The coercive force distribution of Co-coated acicular magnetic iron oxide particles has a tendency of enlarging with the increase of the Co content, resulting in the deterioration in the erasing characteristic. That is, there is a reverse correlation between the improvement of the coercive force distribution and the improvement of the coercive force.
Accordingly, it is a technical problem of the present invention to improve the erasing characteristic while maintaining the coercive force of Co-coated acicular magnetic iron oxide particles.

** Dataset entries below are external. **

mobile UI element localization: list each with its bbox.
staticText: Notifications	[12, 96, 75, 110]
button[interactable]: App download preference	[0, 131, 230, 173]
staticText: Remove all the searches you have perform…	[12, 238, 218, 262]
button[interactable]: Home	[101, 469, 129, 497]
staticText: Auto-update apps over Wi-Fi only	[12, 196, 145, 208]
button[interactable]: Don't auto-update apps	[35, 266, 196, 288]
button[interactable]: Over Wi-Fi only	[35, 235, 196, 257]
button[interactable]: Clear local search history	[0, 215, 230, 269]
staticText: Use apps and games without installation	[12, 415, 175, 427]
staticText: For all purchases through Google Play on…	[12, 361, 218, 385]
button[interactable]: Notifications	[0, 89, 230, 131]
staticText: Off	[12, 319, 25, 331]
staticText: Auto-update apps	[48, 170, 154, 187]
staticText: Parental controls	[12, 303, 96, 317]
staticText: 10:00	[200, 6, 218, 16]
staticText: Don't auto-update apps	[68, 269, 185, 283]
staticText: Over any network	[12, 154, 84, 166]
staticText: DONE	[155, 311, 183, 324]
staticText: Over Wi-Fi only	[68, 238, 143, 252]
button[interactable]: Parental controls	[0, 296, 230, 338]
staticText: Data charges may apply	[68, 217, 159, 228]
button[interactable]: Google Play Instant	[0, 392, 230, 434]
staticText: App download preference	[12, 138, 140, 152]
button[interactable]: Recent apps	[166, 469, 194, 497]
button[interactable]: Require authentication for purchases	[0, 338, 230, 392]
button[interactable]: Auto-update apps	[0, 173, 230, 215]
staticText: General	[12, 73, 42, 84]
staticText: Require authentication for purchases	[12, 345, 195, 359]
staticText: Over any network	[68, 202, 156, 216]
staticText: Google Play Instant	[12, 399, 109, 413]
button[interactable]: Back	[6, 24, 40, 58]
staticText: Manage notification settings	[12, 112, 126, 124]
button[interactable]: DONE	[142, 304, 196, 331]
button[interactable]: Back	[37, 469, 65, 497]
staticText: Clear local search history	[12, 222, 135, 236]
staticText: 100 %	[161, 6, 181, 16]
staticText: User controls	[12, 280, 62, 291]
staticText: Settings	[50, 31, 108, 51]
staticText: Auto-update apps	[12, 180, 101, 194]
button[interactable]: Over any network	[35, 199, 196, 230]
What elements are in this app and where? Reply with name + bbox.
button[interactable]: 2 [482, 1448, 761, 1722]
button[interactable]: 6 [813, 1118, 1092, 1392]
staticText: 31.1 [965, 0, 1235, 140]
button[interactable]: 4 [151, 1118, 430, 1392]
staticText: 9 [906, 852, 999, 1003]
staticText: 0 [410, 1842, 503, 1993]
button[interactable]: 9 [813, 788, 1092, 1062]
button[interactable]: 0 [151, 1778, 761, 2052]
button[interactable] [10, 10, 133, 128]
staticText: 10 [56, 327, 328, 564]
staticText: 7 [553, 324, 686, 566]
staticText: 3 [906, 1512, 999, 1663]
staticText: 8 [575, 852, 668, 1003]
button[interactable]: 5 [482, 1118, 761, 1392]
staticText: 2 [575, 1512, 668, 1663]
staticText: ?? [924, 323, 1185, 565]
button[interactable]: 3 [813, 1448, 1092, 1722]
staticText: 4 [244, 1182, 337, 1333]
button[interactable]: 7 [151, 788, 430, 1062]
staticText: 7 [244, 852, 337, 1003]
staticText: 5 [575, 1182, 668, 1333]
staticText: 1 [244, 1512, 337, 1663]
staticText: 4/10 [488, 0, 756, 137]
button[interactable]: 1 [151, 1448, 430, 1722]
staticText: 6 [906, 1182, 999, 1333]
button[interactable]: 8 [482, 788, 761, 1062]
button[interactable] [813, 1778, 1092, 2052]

As a result of the present inventors' ernest study, it has been found that in a process for producing acicular magnetic iron oxide particles comprising heat-treating at 50.degree. to 100.degree. C., an alkaline suspension solution which is obtained by mixing an aqueous dispersion of acicular magnetic iron oxide particles, an aqueous solution of a Co salt and an alkaline aqueous solution or by mixing an aqueous dispersion of acicular magnetic iron oxide particles, an aqueous solution of a Co salt, an aqueous solution of an Fe(II) salt and an alkaline aqueous solution so as to coat (modify) the acicular magnetic iron oxide particles with Co or Co and Fe(II), by adding an Sr salt and/or a Ba salt to one selected from the group consisting of the aqueous dispersion of acicular magnetic iron oxide particles, the aqueous solution of a Co salt, the aqueous solution of an Fe(II) salt, the alkaline aqueous solution and the alkaline suspension solution before heat-treatment, and adding at least one selected from the group consisting of Si compound, Al compound, Zn compound and Mg compound to one selected from the group consisting of the aqueous dispersion of acicular magnetic iron oxide particles, the aqueous solution of a Co salt, the aqueous solution of an Fe(II) salt, the alkaline aqueous solution, the alkaline suspension solution before heat-treatment and the alkaline suspension solution during heat-treatment, the said technical problems have been solved. The present invention has been attained on the basis of this finding.